Weekly Market Dynamics (March 23, 2020 -3 29)
Raw material end: Prices continue to bottom, cotton textile enterprises have strong wait-and-see sentiment, raw material procurement is more cautious.
Product end: Market demand weakened, orders reduced, gauze prices continued to decline.
Cotton
At present, the epidemic situation is still fermented further, and the "inflection point" has not yet appeared. In response to the impact of the epidemic on the economy, in March 23rd, the Fed announced that it would buy the US debt and MBS on an unlimited basis and open an unlimited QE mode, with all kinds of assets rebounding strongly. In March 26th, the G20 summit announced that it will launch a $5 trillion economic plan to cope with the negative impact of the epidemic on the global society, economy and finance, and support central banks to take measures to promote financial stability and enhance liquidity in the global market. The global stock market, which has experienced a continuous decline, has finally "kept the clouds open and sees the moon". When the cotton price range was running in a week, the risk of continuing downlink has not yet been completely lifted. Cotton textile enterprises have strong wait-and-see sentiment, and raw material purchasing enthusiasm is not high.
Chemical fiber staple
When the viscose staple fiber was weak and stable, when the downstream textile enterprises purchased more carefully, the stock of viscose factory continued to accumulate, and some enterprises had lowered their quotations, most of them offered early quotations. When the polyester raw material went down again in the week, it was affected by the withdrawal orders from the European and American orders, and the stock of polyester factories increased, and the intention to cut production increased again.
Cotton yarn
With the release of Hubei, more than 90% cotton textile enterprises in China have resumed production.

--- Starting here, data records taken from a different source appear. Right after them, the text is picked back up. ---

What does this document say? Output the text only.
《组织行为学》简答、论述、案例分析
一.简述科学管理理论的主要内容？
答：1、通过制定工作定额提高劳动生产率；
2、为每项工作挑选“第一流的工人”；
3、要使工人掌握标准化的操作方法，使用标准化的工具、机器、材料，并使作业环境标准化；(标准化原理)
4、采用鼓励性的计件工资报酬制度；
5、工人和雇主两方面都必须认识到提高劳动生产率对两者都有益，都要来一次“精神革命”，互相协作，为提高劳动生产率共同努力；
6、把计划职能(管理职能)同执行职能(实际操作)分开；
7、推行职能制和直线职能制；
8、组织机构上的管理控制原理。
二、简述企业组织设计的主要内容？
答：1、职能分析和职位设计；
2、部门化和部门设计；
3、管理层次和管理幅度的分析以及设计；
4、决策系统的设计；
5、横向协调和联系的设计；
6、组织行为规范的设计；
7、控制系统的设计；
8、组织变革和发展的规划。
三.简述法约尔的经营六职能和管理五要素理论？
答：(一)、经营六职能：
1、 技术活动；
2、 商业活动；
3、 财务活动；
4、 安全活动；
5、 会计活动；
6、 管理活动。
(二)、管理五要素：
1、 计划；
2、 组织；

According to the survey data of China Textile weekly, the proportion of the returned cotton textile and chemical fiber industry in the upstream of the textile industry chain, the weaving and dyeing and knitting industries in the middle and lower reaches reaches more than 95%, and the proportion of workers returning to posts has increased to more than 90%. However, affected by the intensification of foreign epidemic situation, more than 60 countries or regions in the world have declared a state of emergency. Some countries or regions adopt the measures of "sealing the country" and "sealing the city". The business of developed countries such as the United States and Europe has been shut down in large areas, leading to the fact that domestic export enterprises are facing the situation of returning orders and abandonment, and the export of China's textile and clothing has been affected. At present, most export enterprises turn the market into domestic sales, and domestic demand has not yet fully recovered, so the shortage of enterprises' orders is more serious. In order to attract orders and inventory, price reduction is a common phenomenon.
In terms of imported yarn, the import trade in India was basically in a state of stagnation in March 22nd. Vietnam's yarn was also greatly reduced in the past 2 months due to the large number of purchases in China.
Grey
In the week, the market of grey fabric was still relatively light. With the cancellation of a large number of foreign orders, the pressure of weaving mills increased. As enterprises generally charge only about 30% of the customer's deposit, the cancellation of orders leads to a relatively large loss of domestic enterprises. Because of fear of being cancelled again, the majority of weaving mills are now cautious about their orders. They turn their attention to China and maintain production through expanding domestic demand and reducing foreign orders.
Outlook for the future
In March 26th, the NDRC issued a policy to improve the target price of cotton in Xinjiang, and the target price level in 2020 was 18600 yuan / ton. The issuance of target price policy strengthened confidence in cotton market and provided strong support for spring sowing of cotton this year. At present, foreign epidemic prevention and control is at a critical stage, and it is expected that the possibility of improving the foreign market in the first half is less likely. With the gradual return of domestic production, the improvement of domestic demand is not far away. Therefore, enterprises should strengthen confidence and rationally lay out production, increase the risk prevention ability of capital chain, and maintain stable operation.